En cela le livre de Job montre que la foi est au-dessus de la raison et aussi contre elle!

Les faux amis font de la théodicée, pas Job! Dieu non plus! qui tient à peu près ce langage: " mes chers créatures, mes desseins vous choquent; peu importe, faites-moi confiance au nom de ma sagesse supérieure qui vous dépasse car vous êtes trop limités!"

            Le seul apaisement que l'on puisse trouver aux manœuvres divines est ce que Kierkegaard nomme "la reprise": le mal sans cause et sans justification sera surabondamment compensé, Job retrouvant une prospérité plus grande.
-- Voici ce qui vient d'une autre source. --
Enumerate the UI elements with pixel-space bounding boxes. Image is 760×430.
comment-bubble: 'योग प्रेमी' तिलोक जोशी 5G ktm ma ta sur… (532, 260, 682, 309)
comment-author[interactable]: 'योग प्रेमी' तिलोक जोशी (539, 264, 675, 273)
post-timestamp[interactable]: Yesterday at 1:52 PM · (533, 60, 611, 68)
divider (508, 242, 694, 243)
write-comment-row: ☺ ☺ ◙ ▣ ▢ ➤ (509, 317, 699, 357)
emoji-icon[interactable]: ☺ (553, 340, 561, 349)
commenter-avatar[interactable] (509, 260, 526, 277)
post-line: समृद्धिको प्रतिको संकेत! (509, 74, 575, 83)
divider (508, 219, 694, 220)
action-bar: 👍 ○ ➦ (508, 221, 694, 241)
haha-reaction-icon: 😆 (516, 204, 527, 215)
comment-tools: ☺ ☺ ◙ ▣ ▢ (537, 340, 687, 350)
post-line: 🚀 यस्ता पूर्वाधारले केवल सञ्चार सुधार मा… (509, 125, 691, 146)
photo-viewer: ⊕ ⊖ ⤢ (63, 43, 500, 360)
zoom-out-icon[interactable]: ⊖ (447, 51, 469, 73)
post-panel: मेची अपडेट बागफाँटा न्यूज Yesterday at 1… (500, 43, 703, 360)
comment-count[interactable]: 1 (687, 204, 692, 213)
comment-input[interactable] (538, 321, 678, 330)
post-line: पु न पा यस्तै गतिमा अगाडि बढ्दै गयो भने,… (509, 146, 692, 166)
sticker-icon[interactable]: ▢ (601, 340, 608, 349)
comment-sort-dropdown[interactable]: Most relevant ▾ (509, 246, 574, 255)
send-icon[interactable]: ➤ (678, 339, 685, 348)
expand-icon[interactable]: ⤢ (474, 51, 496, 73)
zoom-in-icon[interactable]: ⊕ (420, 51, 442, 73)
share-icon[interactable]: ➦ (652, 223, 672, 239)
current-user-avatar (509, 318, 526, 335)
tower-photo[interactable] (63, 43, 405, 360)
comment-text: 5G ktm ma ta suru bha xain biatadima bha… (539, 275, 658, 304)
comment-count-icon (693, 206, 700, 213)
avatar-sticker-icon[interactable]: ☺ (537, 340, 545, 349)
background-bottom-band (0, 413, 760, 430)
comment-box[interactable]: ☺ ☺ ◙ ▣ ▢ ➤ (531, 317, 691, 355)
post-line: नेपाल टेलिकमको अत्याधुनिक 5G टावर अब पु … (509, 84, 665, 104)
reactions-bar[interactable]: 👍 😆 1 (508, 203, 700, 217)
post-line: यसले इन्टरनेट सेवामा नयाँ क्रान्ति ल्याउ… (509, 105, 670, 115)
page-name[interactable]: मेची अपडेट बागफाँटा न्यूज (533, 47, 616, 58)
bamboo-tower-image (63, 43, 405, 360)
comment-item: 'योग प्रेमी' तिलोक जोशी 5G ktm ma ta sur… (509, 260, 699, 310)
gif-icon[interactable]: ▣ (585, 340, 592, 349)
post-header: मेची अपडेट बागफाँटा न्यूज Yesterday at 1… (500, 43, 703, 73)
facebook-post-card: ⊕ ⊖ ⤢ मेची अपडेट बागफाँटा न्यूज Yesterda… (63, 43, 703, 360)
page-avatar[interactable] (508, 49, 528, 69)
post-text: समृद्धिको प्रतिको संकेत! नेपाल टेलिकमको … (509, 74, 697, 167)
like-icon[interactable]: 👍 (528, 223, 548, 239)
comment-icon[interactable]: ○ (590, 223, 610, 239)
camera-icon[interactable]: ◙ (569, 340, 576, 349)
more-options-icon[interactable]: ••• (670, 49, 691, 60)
            Si cela est parfait pour la morale divine, il n'en est pas de même pour la nôtre. Si Dieu est créateur, c'est aussi un implacable dictateur qui nous demande de mettre sous le boisseau notre intelligence et notre raison qu'il a voulu bornées tout en nous disant qu'il nous créait à son image.
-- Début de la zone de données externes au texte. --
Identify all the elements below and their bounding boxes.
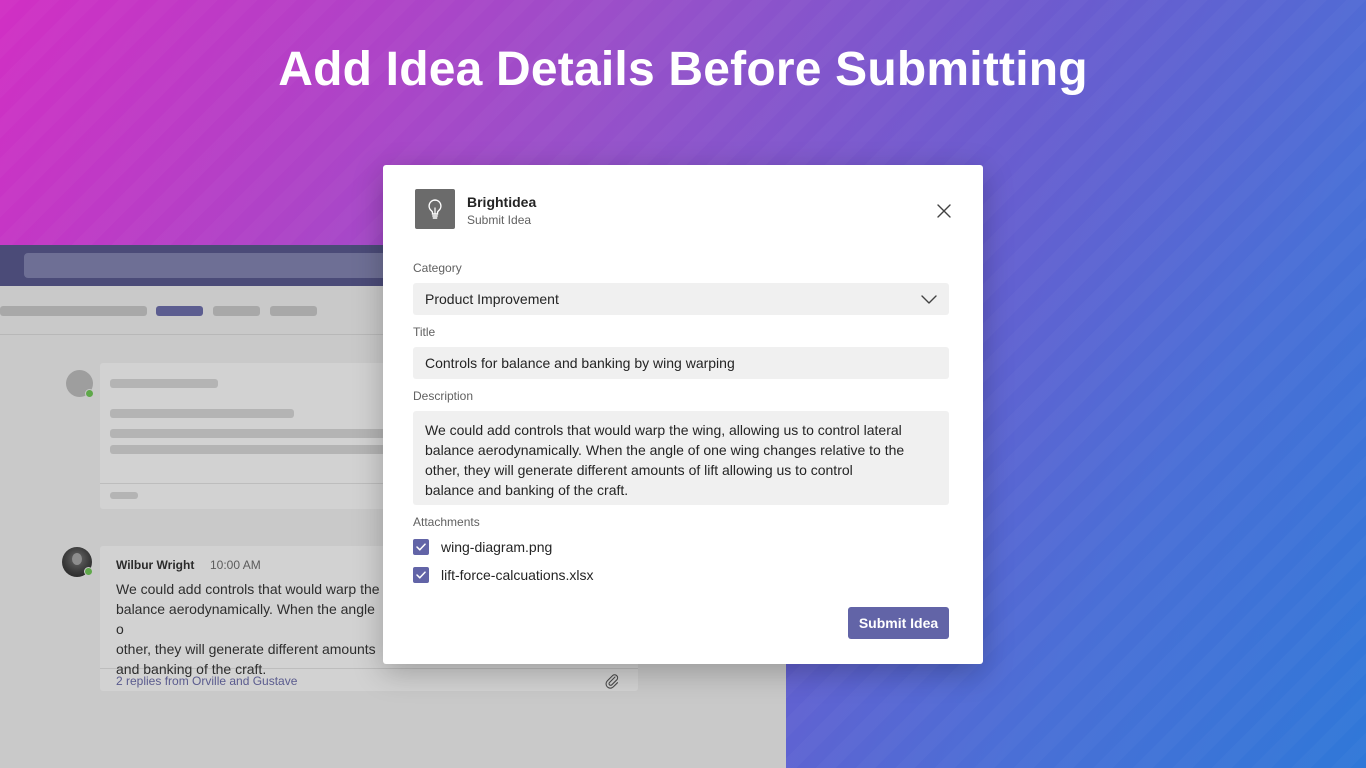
chevron-down-icon <box>921 295 937 304</box>
attachment-name: wing-diagram.png <box>441 539 553 555</box>
tab-placeholder <box>0 306 147 316</box>
description-textarea[interactable]: We could add controls that would warp th… <box>413 411 949 505</box>
category-label: Category <box>413 261 462 275</box>
message-author: Wilbur Wright <box>116 558 195 572</box>
app-name: Brightidea <box>467 194 537 210</box>
presence-dot <box>84 567 93 576</box>
attachments-label: Attachments <box>413 515 480 529</box>
skeleton-card <box>100 363 400 509</box>
tab-placeholder-active <box>156 306 203 316</box>
title-input[interactable]: Controls for balance and banking by wing… <box>413 347 949 379</box>
message-time: 10:00 AM <box>210 558 261 572</box>
skeleton-line <box>110 379 218 388</box>
checkmark-icon <box>416 571 426 579</box>
attachment-item[interactable]: wing-diagram.png <box>413 539 552 555</box>
tab-placeholder <box>270 306 317 316</box>
description-label: Description <box>413 389 474 403</box>
presence-dot <box>85 389 94 398</box>
message-replies-link[interactable]: 2 replies from Orville and Gustave <box>116 674 297 688</box>
skeleton-line <box>110 445 390 454</box>
card-divider <box>100 483 400 484</box>
lightbulb-icon <box>415 189 455 229</box>
close-button[interactable] <box>932 199 956 223</box>
submit-idea-button[interactable]: Submit Idea <box>848 607 949 639</box>
tab-placeholder <box>213 306 260 316</box>
close-icon <box>937 204 951 218</box>
submit-idea-dialog: Brightidea Submit Idea Category Product … <box>383 165 983 664</box>
title-label: Title <box>413 325 436 339</box>
category-dropdown[interactable]: Product Improvement <box>413 283 949 315</box>
skeleton-line <box>110 492 138 499</box>
skeleton-line <box>110 429 390 438</box>
paperclip-icon[interactable] <box>604 673 620 689</box>
attachment-checkbox[interactable] <box>413 539 429 555</box>
app-subtitle: Submit Idea <box>467 213 532 227</box>
attachment-item[interactable]: lift-force-calcuations.xlsx <box>413 567 594 583</box>
category-value: Product Improvement <box>425 291 559 307</box>
message-body: We could add controls that would warp th… <box>116 581 380 677</box>
app-search-bar <box>24 253 404 278</box>
skeleton-line <box>110 409 294 418</box>
attachment-name: lift-force-calcuations.xlsx <box>441 567 594 583</box>
page-headline: Add Idea Details Before Submitting <box>278 43 1088 96</box>
checkmark-icon <box>416 543 426 551</box>
attachment-checkbox[interactable] <box>413 567 429 583</box>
            Avec Dieu nous sommes au delà du bien et du mal, au delà de la morale humaine et il faut dénoncer là, pour qui accepte de faire taire sa raison, la source de toutes les déviations extrémistes et fanatiques des religions monothéistes. (1)

 

*

*   *

 
            On peut maintenant établir un parallèle entre l'épreuve individuelle de Job, et l'épreuve collective des juifs face à la barbarie nazie et se demander quelles explications donnent les juifs demeurés croyants.

            La question est apparue très tôt, en 1946, quand dans une revue yiddish de Buenos Aires parut un article de Zvi Kolitz intitulé: "Yossef Rakover s'adresse à Dieu". (2) Le texte se présente comme le testament d'un juif, écrit dans la tourmente de l'anéantissement du Ghetto de Varsovie.
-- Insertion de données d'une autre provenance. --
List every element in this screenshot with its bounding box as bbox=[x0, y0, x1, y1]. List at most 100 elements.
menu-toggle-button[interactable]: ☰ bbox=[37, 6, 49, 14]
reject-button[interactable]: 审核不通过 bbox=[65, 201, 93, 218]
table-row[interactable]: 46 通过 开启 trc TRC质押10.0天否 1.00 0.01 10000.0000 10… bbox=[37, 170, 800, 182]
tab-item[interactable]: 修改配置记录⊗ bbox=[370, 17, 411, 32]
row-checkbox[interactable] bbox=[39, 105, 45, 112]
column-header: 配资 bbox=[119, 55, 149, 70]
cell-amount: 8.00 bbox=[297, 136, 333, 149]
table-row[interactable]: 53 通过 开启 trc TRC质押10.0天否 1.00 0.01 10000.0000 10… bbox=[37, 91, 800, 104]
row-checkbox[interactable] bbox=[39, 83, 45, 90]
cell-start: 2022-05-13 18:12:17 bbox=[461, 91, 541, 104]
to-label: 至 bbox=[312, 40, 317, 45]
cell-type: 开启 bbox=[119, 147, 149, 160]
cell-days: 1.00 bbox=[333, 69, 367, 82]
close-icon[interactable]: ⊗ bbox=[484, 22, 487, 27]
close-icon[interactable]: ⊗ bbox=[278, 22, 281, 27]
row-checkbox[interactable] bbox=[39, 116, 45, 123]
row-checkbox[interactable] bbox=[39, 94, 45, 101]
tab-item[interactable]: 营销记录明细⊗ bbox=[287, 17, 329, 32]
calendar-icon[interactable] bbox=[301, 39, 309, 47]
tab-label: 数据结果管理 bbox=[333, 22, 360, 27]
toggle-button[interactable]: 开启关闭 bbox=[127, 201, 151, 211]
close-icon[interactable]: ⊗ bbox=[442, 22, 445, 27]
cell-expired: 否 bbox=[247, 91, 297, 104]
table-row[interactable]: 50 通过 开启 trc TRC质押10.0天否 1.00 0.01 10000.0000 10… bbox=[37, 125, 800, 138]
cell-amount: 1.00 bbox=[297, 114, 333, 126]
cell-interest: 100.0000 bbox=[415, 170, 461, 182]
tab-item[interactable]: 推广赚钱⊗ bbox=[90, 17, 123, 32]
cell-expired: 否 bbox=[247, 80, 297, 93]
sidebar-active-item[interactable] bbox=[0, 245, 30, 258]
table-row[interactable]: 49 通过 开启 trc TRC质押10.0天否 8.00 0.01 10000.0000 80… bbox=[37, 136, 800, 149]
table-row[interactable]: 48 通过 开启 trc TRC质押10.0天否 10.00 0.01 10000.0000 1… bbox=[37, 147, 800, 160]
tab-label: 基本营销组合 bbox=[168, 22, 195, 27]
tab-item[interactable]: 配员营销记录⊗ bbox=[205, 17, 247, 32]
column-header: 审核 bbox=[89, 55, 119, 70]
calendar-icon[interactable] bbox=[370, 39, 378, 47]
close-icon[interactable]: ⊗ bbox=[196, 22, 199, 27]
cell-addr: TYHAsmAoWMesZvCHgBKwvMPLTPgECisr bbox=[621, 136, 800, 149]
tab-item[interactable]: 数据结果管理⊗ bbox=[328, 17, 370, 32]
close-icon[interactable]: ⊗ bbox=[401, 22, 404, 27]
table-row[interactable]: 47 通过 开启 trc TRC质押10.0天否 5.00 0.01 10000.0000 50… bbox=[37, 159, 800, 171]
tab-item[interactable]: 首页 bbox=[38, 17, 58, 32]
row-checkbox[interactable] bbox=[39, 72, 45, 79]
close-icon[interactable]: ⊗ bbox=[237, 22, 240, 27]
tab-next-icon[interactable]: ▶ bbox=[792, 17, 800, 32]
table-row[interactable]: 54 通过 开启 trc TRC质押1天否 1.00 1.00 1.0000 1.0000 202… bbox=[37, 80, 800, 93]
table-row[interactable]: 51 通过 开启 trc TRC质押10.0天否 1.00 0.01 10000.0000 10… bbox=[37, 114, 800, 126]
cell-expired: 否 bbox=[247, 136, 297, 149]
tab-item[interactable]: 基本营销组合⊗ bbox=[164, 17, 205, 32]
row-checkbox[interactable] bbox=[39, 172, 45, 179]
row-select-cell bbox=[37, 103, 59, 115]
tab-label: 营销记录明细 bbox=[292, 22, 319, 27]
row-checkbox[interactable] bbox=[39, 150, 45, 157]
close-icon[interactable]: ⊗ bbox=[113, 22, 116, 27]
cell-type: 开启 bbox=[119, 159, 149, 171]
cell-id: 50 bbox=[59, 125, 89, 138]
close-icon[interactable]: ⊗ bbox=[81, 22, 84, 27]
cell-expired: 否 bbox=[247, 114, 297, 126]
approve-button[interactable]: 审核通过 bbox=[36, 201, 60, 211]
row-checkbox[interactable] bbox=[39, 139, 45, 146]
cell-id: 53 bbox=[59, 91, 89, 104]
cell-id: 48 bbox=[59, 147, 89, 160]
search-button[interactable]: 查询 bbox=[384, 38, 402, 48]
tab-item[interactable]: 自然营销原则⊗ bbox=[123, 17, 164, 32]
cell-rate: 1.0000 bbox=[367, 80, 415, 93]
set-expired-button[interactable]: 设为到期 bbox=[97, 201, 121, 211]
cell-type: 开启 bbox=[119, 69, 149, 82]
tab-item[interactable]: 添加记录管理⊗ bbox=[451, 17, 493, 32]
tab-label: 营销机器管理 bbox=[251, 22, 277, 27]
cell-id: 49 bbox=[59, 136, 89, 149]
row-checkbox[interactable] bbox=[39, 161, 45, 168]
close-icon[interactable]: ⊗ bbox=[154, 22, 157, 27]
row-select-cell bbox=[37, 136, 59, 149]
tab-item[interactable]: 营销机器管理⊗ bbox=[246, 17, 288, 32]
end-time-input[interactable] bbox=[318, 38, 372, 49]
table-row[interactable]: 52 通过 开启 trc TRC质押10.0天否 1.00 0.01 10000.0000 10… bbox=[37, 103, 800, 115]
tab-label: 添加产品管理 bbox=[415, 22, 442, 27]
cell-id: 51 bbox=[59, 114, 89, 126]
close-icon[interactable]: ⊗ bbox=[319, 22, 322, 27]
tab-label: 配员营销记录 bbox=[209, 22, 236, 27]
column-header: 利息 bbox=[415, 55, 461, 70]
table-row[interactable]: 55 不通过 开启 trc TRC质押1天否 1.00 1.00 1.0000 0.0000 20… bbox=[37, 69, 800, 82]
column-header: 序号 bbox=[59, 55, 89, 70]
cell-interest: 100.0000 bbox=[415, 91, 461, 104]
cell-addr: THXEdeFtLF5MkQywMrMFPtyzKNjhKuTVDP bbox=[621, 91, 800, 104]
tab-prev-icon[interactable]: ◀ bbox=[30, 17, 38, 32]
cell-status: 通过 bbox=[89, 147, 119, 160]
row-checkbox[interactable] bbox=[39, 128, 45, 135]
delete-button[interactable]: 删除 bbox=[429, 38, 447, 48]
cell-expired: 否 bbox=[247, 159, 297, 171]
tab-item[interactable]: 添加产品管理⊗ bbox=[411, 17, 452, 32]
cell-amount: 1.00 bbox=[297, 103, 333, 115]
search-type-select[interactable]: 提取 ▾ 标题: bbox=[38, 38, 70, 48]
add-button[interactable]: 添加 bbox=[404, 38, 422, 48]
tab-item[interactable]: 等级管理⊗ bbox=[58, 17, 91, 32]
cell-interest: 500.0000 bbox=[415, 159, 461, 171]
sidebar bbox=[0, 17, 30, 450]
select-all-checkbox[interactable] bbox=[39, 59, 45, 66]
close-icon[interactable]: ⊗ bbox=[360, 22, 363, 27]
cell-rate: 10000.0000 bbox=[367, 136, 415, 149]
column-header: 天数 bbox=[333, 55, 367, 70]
            Les adresses à Dieu de Yossef Rakover sont révélatrices de la mentalité croyante, envers et contre tout. La foi de Yossef en Dieu, malgré sa situation et les derniers instants qu'il est conscient de vivre, est demeurée inébranlable. Allant contre l'explication traditionnelle des malheurs, considérés comme punition divine d'une désobéissance, Yossef nous dit: "Il est advenu quelque chose de tout à fait particulier, et cela se nomme hastores ponim : Dieu a voilé Sa face." (3) Et le mort vivant qui parle pense "qu'il est hélas tout naturel - quand les forces des mauvais instincts dominent la Terre – que les premières victimes en soient ceux qui témoignent du Divin et du Pur." Yossef, encore à côté de ses compagnons venant de mourir, affirme croire au Dieu d'Israël, même s'il a tout fait pour qu'il ne croie pas en lui:

            "Je crois à Ses lois, même si je ne peux trouver de justifications à Ses actes…Je courbe ma tête devant Sa grandeur, mais je ne baiserai pas les verges dont Il me frappe. Je L'aime. Mais j'aime davantage encore Sa Torah." (4)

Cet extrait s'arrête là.